A combinational cancer therapy that inhibits cancer cell signaling and metabolism.
- Inhibits two key cancer regulatory systems for a synergistic effect.
- Optimizes proposed methods of cancer treatment.
The basis for 2-deoxyglucose (2-DG) as a cancer therapeutic is centered on in vitro studies demonstrating the ability of 2-DG to inhibit glycolysis by the deletion of intracellular ATP. However, since 2-DG also activates the Akt pathway through insulin growth factor 1 (IGF1) receptor (IGF1R) signaling, a feedback loop is established that counteracts the 2-DG induced apoptotic effects. This explains why when 2-DG is administered in vivo it does not robustly induce tumor cell death. Therefore, a combination therapeutic that not only inhibits glycolysis, but also down-regulates key signaling molecules that promote cancer cell survival could have a more meaningful effect.

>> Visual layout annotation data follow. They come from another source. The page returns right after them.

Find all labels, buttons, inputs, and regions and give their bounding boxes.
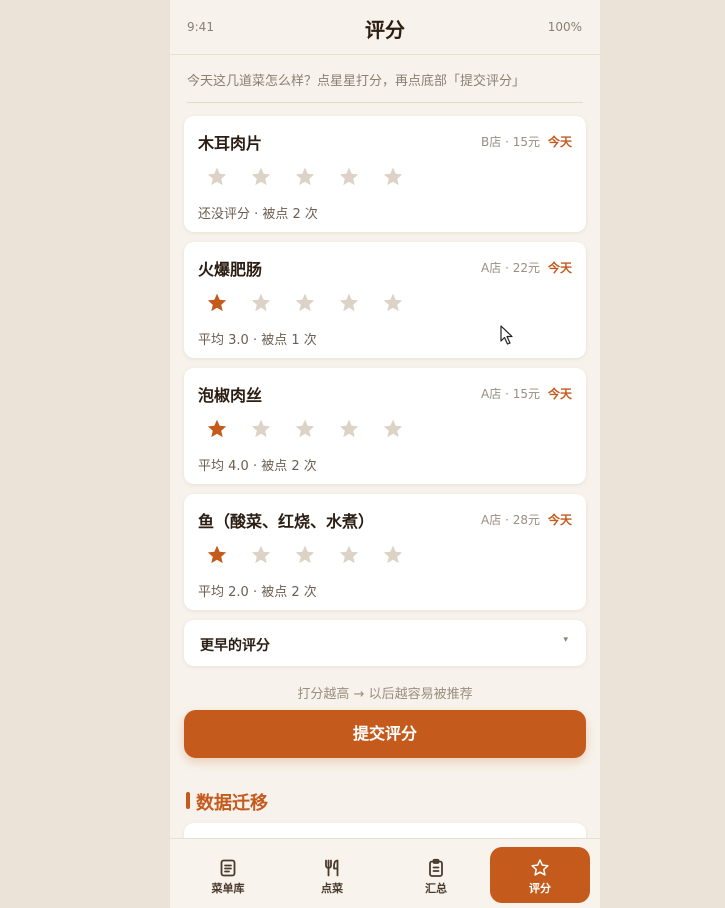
star-icon[interactable]: [206, 166, 228, 188]
star-rating: [206, 166, 426, 188]
today-badge: 今天: [547, 261, 572, 275]
star-icon[interactable]: [338, 292, 360, 314]
dish-name: 火爆肥肠: [198, 260, 263, 279]
dish-card: 木耳肉片 B店 · 15元 今天还没评分 · 被点 2 次: [184, 116, 586, 232]
star-icon[interactable]: [250, 544, 272, 566]
dish-store-price: A店 · 15元: [481, 387, 540, 401]
tab-label: 菜单库: [211, 882, 245, 895]
fork-knife-icon: [325, 859, 339, 877]
menu-list-icon: [220, 859, 236, 877]
tab-rating[interactable]: 评分: [490, 847, 590, 903]
status-battery: 100%: [547, 20, 582, 34]
star-icon[interactable]: [294, 292, 316, 314]
dish-stats: 还没评分 · 被点 2 次: [198, 207, 318, 222]
tab-summary[interactable]: 汇总: [386, 847, 486, 903]
dish-stats: 平均 4.0 · 被点 2 次: [198, 459, 317, 474]
star-icon[interactable]: [338, 418, 360, 440]
star-icon[interactable]: [294, 166, 316, 188]
dish-meta: B店 · 15元 今天: [481, 133, 572, 150]
star-icon[interactable]: [206, 544, 228, 566]
tab-menu-library[interactable]: 菜单库: [178, 847, 278, 903]
star-icon[interactable]: [382, 166, 404, 188]
dish-stats: 平均 3.0 · 被点 1 次: [198, 333, 317, 348]
star-icon[interactable]: [382, 418, 404, 440]
tab-order[interactable]: 点菜: [282, 847, 382, 903]
star-rating: [206, 544, 426, 566]
dish-card: 鱼（酸菜、红烧、水煮） A店 · 28元 今天平均 2.0 · 被点 2 次: [184, 494, 586, 610]
dish-meta: A店 · 15元 今天: [481, 385, 572, 402]
page-title: 评分: [365, 18, 405, 42]
dish-store-price: A店 · 22元: [481, 261, 540, 275]
star-icon[interactable]: [206, 292, 228, 314]
section-title-migration: 数据迁移: [186, 789, 268, 815]
star-icon[interactable]: [250, 166, 272, 188]
dish-card: 泡椒肉丝 A店 · 15元 今天平均 4.0 · 被点 2 次: [184, 368, 586, 484]
dish-store-price: B店 · 15元: [481, 135, 540, 149]
app-screen: 9:41 评分 100% 今天这几道菜怎么样？点星星打分，再点底部「提交评分」 …: [170, 0, 600, 908]
dish-stats: 平均 2.0 · 被点 2 次: [198, 585, 317, 600]
star-icon: [531, 859, 549, 876]
star-icon[interactable]: [250, 418, 272, 440]
clipboard-icon: [429, 858, 443, 877]
star-icon[interactable]: [382, 292, 404, 314]
star-icon[interactable]: [338, 166, 360, 188]
tab-label: 点菜: [321, 882, 343, 895]
star-icon[interactable]: [250, 292, 272, 314]
tab-label: 评分: [529, 882, 551, 895]
earlier-ratings-toggle[interactable]: 更早的评分 ▾: [184, 620, 586, 666]
star-icon[interactable]: [294, 418, 316, 440]
status-bar: 9:41 评分 100%: [170, 0, 600, 55]
dish-name: 鱼（酸菜、红烧、水煮）: [198, 512, 375, 531]
star-icon[interactable]: [382, 544, 404, 566]
dish-meta: A店 · 28元 今天: [481, 511, 572, 528]
dish-name: 木耳肉片: [198, 134, 263, 153]
tab-label: 汇总: [425, 882, 447, 895]
earlier-ratings-label: 更早的评分: [200, 638, 270, 654]
mouse-cursor-icon: [500, 325, 513, 345]
dish-store-price: A店 · 28元: [481, 513, 540, 527]
star-rating: [206, 292, 426, 314]
star-icon[interactable]: [206, 418, 228, 440]
star-icon[interactable]: [294, 544, 316, 566]
dish-card: 火爆肥肠 A店 · 22元 今天平均 3.0 · 被点 1 次: [184, 242, 586, 358]
submit-rating-button[interactable]: 提交评分: [184, 710, 586, 758]
today-badge: 今天: [547, 135, 572, 149]
rating-hint: 今天这几道菜怎么样？点星星打分，再点底部「提交评分」: [187, 70, 583, 103]
submit-hint: 打分越高 → 以后越容易被推荐: [297, 687, 473, 702]
today-badge: 今天: [547, 387, 572, 401]
chevron-down-icon: ▾: [563, 635, 568, 645]
bottom-tab-bar: 菜单库 点菜 汇总 评分: [170, 838, 600, 908]
today-badge: 今天: [547, 513, 572, 527]
star-rating: [206, 418, 426, 440]
dish-meta: A店 · 22元 今天: [481, 259, 572, 276]
star-icon[interactable]: [338, 544, 360, 566]
dish-name: 泡椒肉丝: [198, 386, 263, 405]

In hallmark studies aimed at describing novel cancer treatments, Emory University scientists have found that the co-administration of 2-DG with an IGF1R inhibitor creates a synergistic effect that decreases tumor cell proliferation and enhances cancer cell apoptosis. This approach to cancer treatment is timely and important considering 2-DG therapy is currently being clinically evaluated in India and is under consideration in the U.S. Moreover, an increasing number of studies have demonstrated the benefits of combination cancer treatments involving 2-DG. Indeed, when 2-DG is used in conjunction with radiation, carboplatin or paclitaxel enhanced cell killing occurs. Therefore, it is clear that a combination approach that involves the co-adminstration of 2-DG with IGF1R inhibitors affects both cancer cell metabolism and signaling; thus, dramatically reducing tumor size and growth.